Pressemitteilung Nr. 56/2024 vom 2. Juli 2024
Beschluss vom 21. März 2024
1 BvR 194/20
Mit heute veröffentlichtem Beschluss hat die 1. Kammer des Ersten Senats des Bundesverfassungsgerichts eine Verfassungsbeschwerde der Partei Die Rechte (Landesverband NRW) nicht zur Entscheidung angenommen. Diese richtet sich gegen eine versammlungsrechtliche Auflage, mit der bei einer Mahnwache das Mitführen und Abbrennen von Fackeln untersagt worden war.

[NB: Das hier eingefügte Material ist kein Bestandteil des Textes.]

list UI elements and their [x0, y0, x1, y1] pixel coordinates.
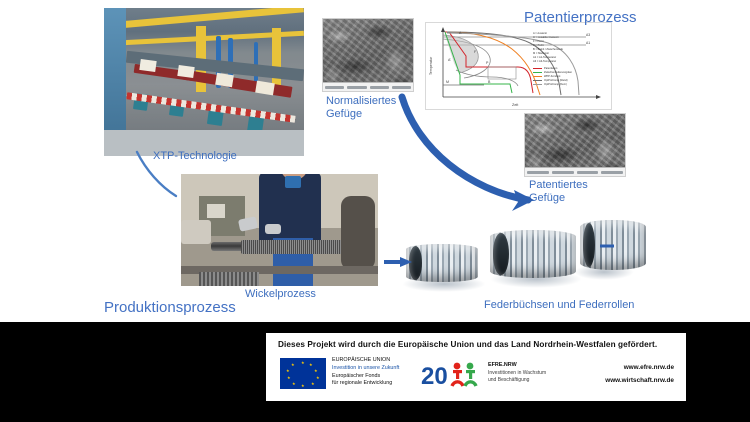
banner-urls: www.efre.nrw.de www.wirtschaft.nrw.de	[605, 362, 674, 388]
efre-text-block: EFRE.NRW Investitionen in Wachstum und B…	[488, 361, 546, 385]
bearing-bushing	[406, 244, 478, 282]
eu-text-block: EUROPÄISCHE UNION Investition in unsere …	[332, 357, 399, 388]
legend-series-4: OptProKomp (Kern)	[533, 83, 595, 87]
url-wirtschaft[interactable]: www.wirtschaft.nrw.de	[605, 375, 674, 388]
slide-stage: XTP-Technologie Normalisiertes Gefüge	[0, 0, 750, 422]
svg-text:Temperatur: Temperatur	[429, 56, 433, 75]
efre-line-1: Investitionen in Wachstum	[488, 370, 546, 378]
label-wickelprozess: Wickelprozess	[245, 288, 316, 301]
svg-text:P: P	[486, 61, 489, 65]
label-xtp-technologie: XTP-Technologie	[153, 150, 237, 163]
svg-text:A': A'	[448, 58, 451, 62]
bearing-roller-cage	[490, 230, 576, 278]
slide-canvas: XTP-Technologie Normalisiertes Gefüge	[0, 0, 750, 322]
patented-micrograph	[524, 113, 626, 177]
wickel-photo	[181, 174, 378, 286]
xtp-factory-photo	[104, 8, 304, 156]
heading-patentierprozess: Patentierprozess	[524, 9, 637, 27]
label-federbuechsen: Federbüchsen und Federrollen	[484, 299, 634, 312]
eu-line-3: Europäischer Fonds	[332, 373, 399, 381]
normalised-micrograph	[322, 18, 414, 92]
eu-flag-icon: ★ ★ ★ ★ ★ ★ ★ ★ ★ ★	[280, 358, 326, 389]
efre-line-2: und Beschäftigung	[488, 377, 546, 385]
eu-line-1: EUROPÄISCHE UNION	[332, 357, 399, 365]
label-normalisiertes-gefuege: Normalisiertes Gefüge	[326, 95, 396, 121]
arrow-normalised-to-patented	[402, 97, 528, 200]
eu-line-2: Investition in unsere Zukunft	[332, 365, 399, 373]
ttt-legend: A = Austenit A' = instabiler Austenit F …	[533, 32, 595, 87]
banner-title: Dieses Projekt wird durch die Europäisch…	[278, 340, 657, 349]
url-efre[interactable]: www.efre.nrw.de	[605, 362, 674, 375]
eu-line-4: für regionale Entwicklung	[332, 380, 399, 388]
eu-funding-banner: Dieses Projekt wird durch die Europäisch…	[266, 333, 686, 401]
svg-text:M: M	[446, 80, 449, 84]
efre-logo-icon: 20	[421, 360, 483, 388]
svg-text:Zeit: Zeit	[512, 103, 519, 107]
heading-produktionsprozess: Produktionsprozess	[104, 299, 236, 317]
label-patentiertes-gefuege: Patentiertes Gefüge	[529, 179, 588, 205]
bearing-ring	[580, 220, 646, 270]
svg-text:B: B	[488, 80, 491, 84]
efre-name: EFRE.NRW	[488, 362, 517, 368]
bearings-product-image	[398, 218, 628, 298]
efre-logo-number: 20	[421, 363, 448, 388]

Die Beschwerdeführerin organisierte eine Mahnwache mit dem Motto „Licht ins Dunkel bringen: Unsere Solidarität gegen eure Repression! Gegen die Kriminalisierung der friedlichen
(…)kirchenbesetzung“. Diese sollte am Jahrestag einer früheren Protestaktion stattfinden. Bei der Protestaktion hatten sich Mitglieder der Beschwerdeführerin in einem Kirchturm in der (…) Innenstadt verbarrikadiert, Pyrotechnik gezündet und ein Banner mit der Aufschrift „Islamisierung stoppen“ entrollt, was eine Strafverfolgung nach sich gezogen hatte.
Die Versammlungsbehörde untersagte das Mitführen und Abbrennen von Fackeln bei der Mahnwache. Gegen diese Auflage wandte sich die Beschwerdeführerin letztlich erfolglos an die Fachgerichte. Sie sieht sich durch die fachgerichtliche Bestätigung der Auflage in ihrer Versammlungsfreiheit aus Art. 8 Abs. 1 Grundgesetz (GG) verletzt.

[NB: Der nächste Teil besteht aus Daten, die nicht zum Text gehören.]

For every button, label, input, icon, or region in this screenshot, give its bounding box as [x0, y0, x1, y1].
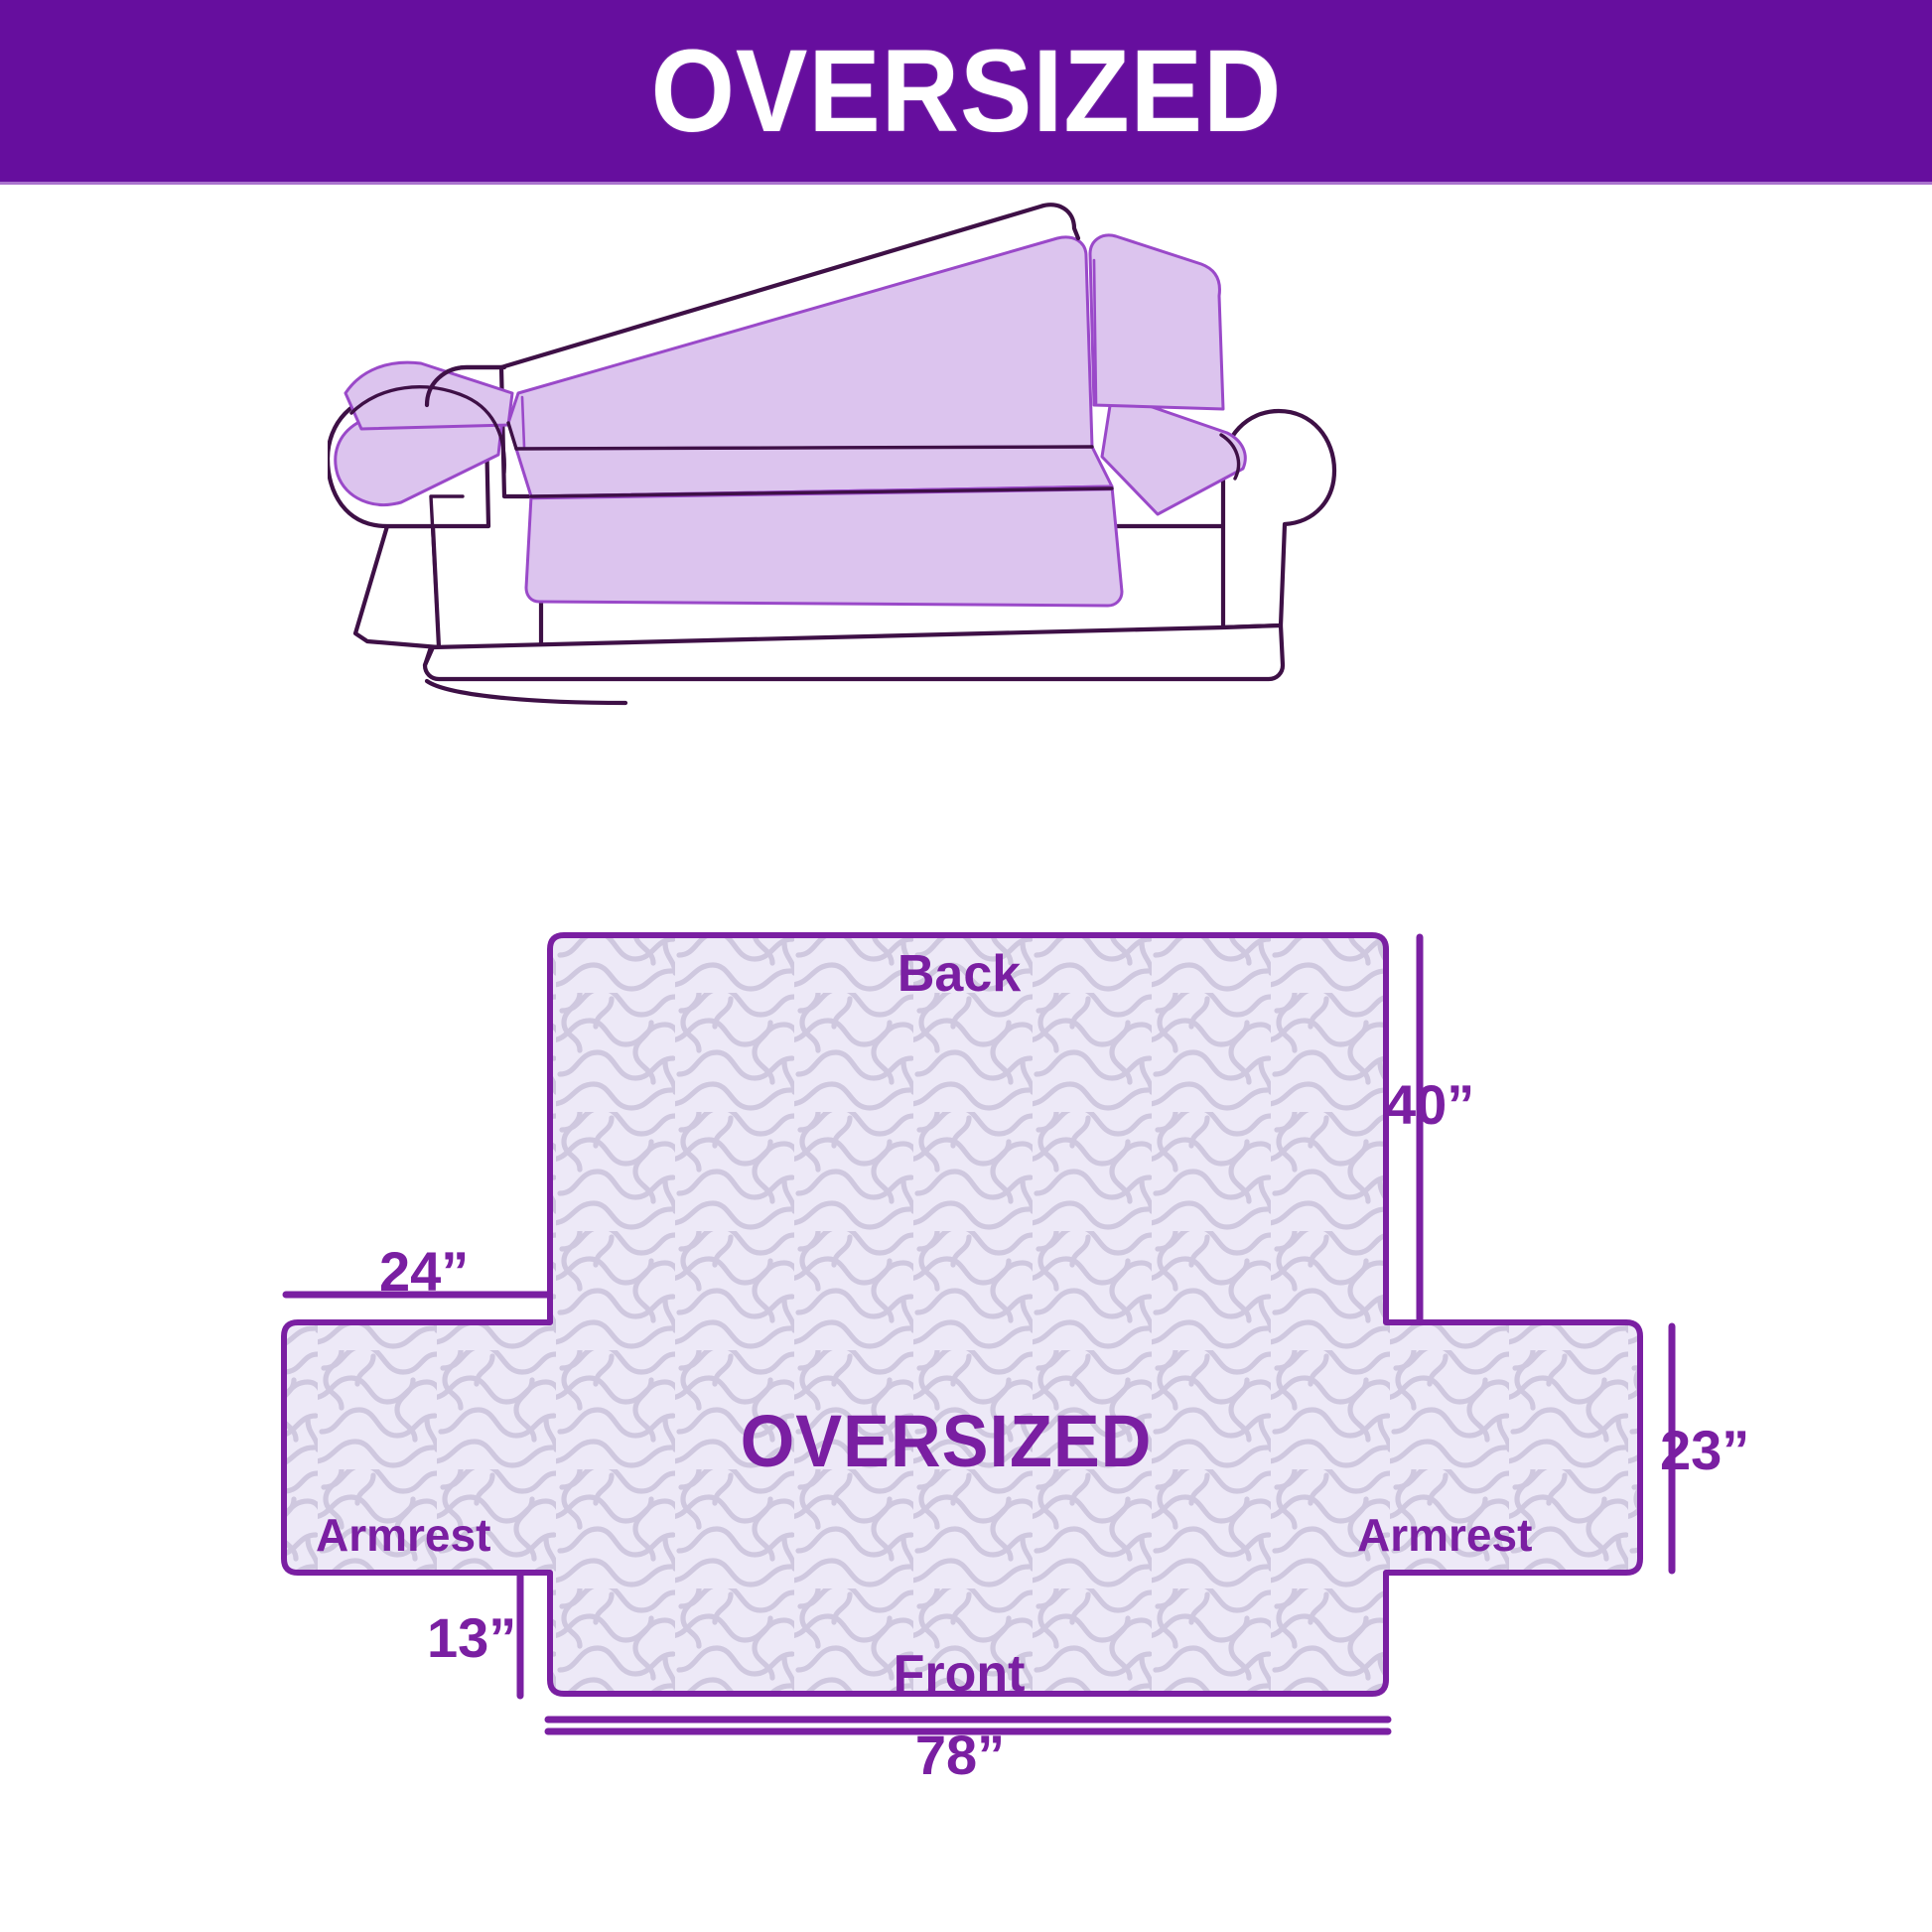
banner-title: OVERSIZED	[650, 33, 1282, 150]
banner-bottom-edge	[0, 182, 1932, 185]
slipcover-outline	[284, 935, 1640, 1694]
sofa-illustration: .ol{fill:none;stroke:#3E1046;stroke-widt…	[328, 199, 1638, 735]
product-dimension-infographic: OVERSIZED .ol{fill:none;stroke:#3E1046;s…	[0, 0, 1932, 1932]
flat-layout-diagram	[199, 874, 1747, 1866]
header-banner: OVERSIZED	[0, 0, 1932, 182]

Die Verfassungsbeschwerde ist unzulässig. Sie genügt nicht den gesetzlichen Darlegungsanforderungen. Es bestehen jedoch Zweifel daran, ob die angegriffenen Gerichtsentscheidungen die Ausstrahlungswirkung des Grundrechts der Meinungsfreiheit (Art. 5 Abs. 1 GG) bei der Deutung des Versammlungsmottos angemessen berücksichtigt haben.
Die Verfassungsbeschwerde lässt eine hinreichende Auseinandersetzung mit den gerichtlichen Entscheidungen vermissen. Die gerichtliche Wertung, die von der Beschwerdeführerin geplante Mahnwache weise ein die öffentliche Ordnung gefährdendes bedrohliches Gepräge auf, weil sie aufgrund ihres Gesamtcharakters auf den Nationalsozialismus anspiele und eine durch die Fackeln assoziativ verstärkte Erinnerung an die Kirchturmbesetzung auslöse, hat die Beschwerdeführerin nicht substantiiert in Zweifel gezogen.
Vor diesem Hintergrund kann offenbleiben, ob die angegriffenen Entscheidungen bei der Deutung des Versammlungsmottos die Ausstrahlungswirkung des Grundrechts der Meinungsfreiheit (Art. 5 Abs. 1 GG) richtig erfasst haben.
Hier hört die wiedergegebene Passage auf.